Über den Fluss und direkt in den Hügel

Teaserbild-Quelle: Thomas Kümin

Der Kanton Solothurn investiert in Olten massiv in den Tiefbau, um das Hauptstrassennetz der Region und die wichtigsten städtischen Strassen zu entlasten. Die Entlastungsstrasse des Projekts Entlastung Region Olten ERO vereint auf wenigen Kilometer eine Brücke und einen Steg über die Aare, einen Tunnel durch den Hausmatthügel, Strassenüber- und unterführungen.
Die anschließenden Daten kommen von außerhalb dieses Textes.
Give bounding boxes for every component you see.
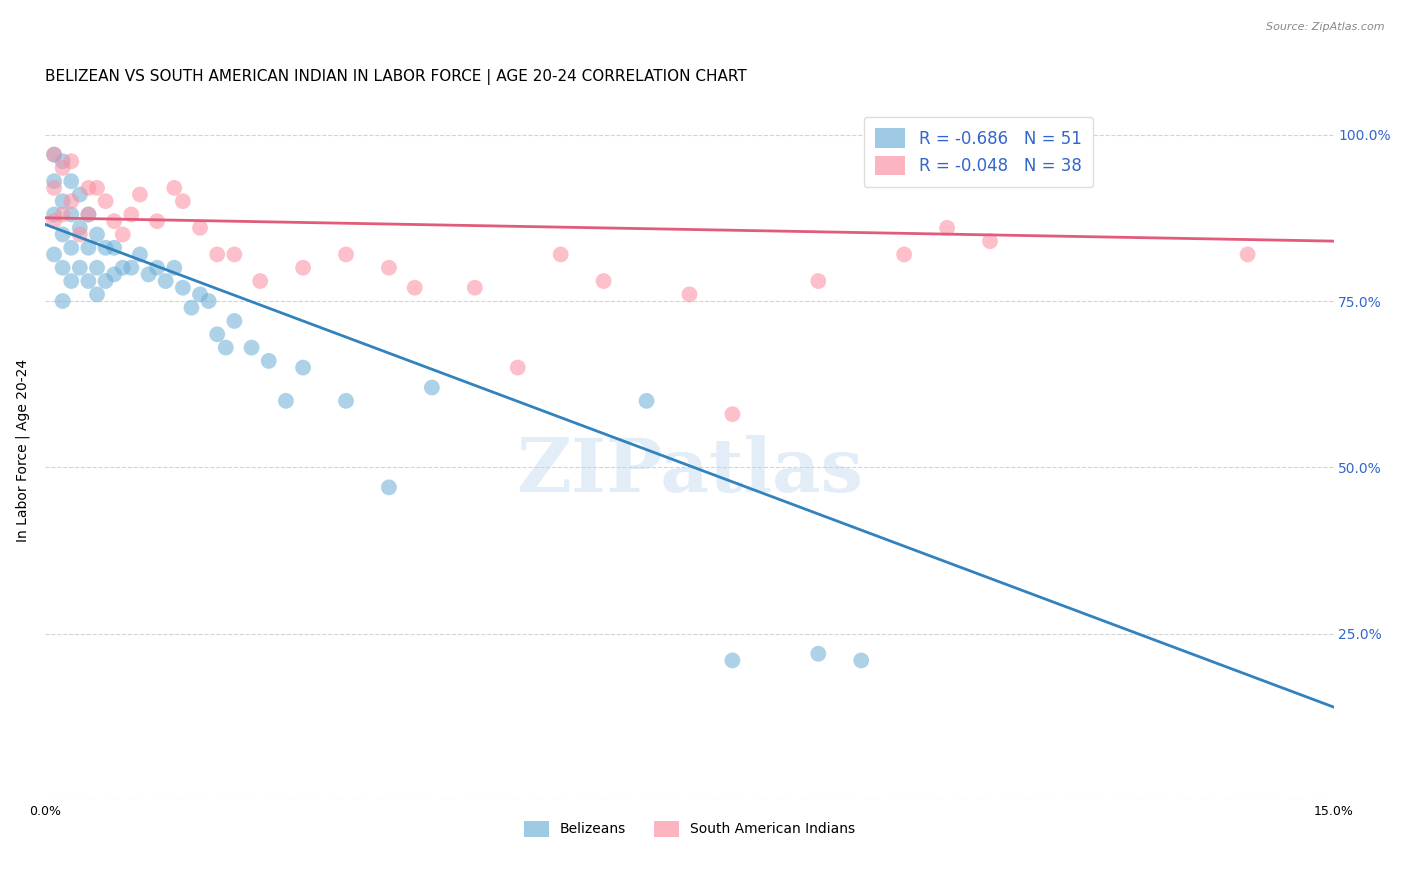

Die Region Olten ächzt jeden Tag unter einer Blechlawine, die sich jeweils zu Stosszeiten durch die Stadt und über die Hauptstrassen der umliegenden Ortschaften wälzt. Der motorisierte Individualverkehr kommt nur zähflüssig voran, genauso wie die Fahrzeuge der Busbetriebe, die nur mit Mühe ihren Fahrplan einhalten können. Insbesondere bei den grossen Knoten Handelshof, Bahnhofplatz und Postplatz kommt es immer wieder zu Behinderungen. Radfahrer und Fussgänger sind in ihrer Sicherheit gefährdet, und die Anwohner der Verkehrsachsen leiden unter Lärm und Smog, verursacht von bis zu 30 000 Fahrzeugen pro Tag. Wegen des Ausweichverkehrs wächst auch der Druck auf die Nebenstrassen der Innenstadt und der Wohnquartiere. Um diese Misere zu beenden, lässt der Kanton Solothurn ein Bündel von Massnahmen realisieren, nachdem das Solothurner Volk 2002 mit einem Volksentscheid grünes Licht für das Projekt gegeben hatte. Wichtigstes Element der «Entlastung Region Olten ERO» ist die Entlastungsstrasse H5b, die parallel zur H5 gebaut wird. Das Amt für Verkehr und Tiefbau des Kantons Solothurn verspricht sich davon eine beträchtliche Wirkung: Die H5b soll mehr als die Hälfte des Verkehrs durch Oltens Stadtzentrum und auf der H5 aufnehmen.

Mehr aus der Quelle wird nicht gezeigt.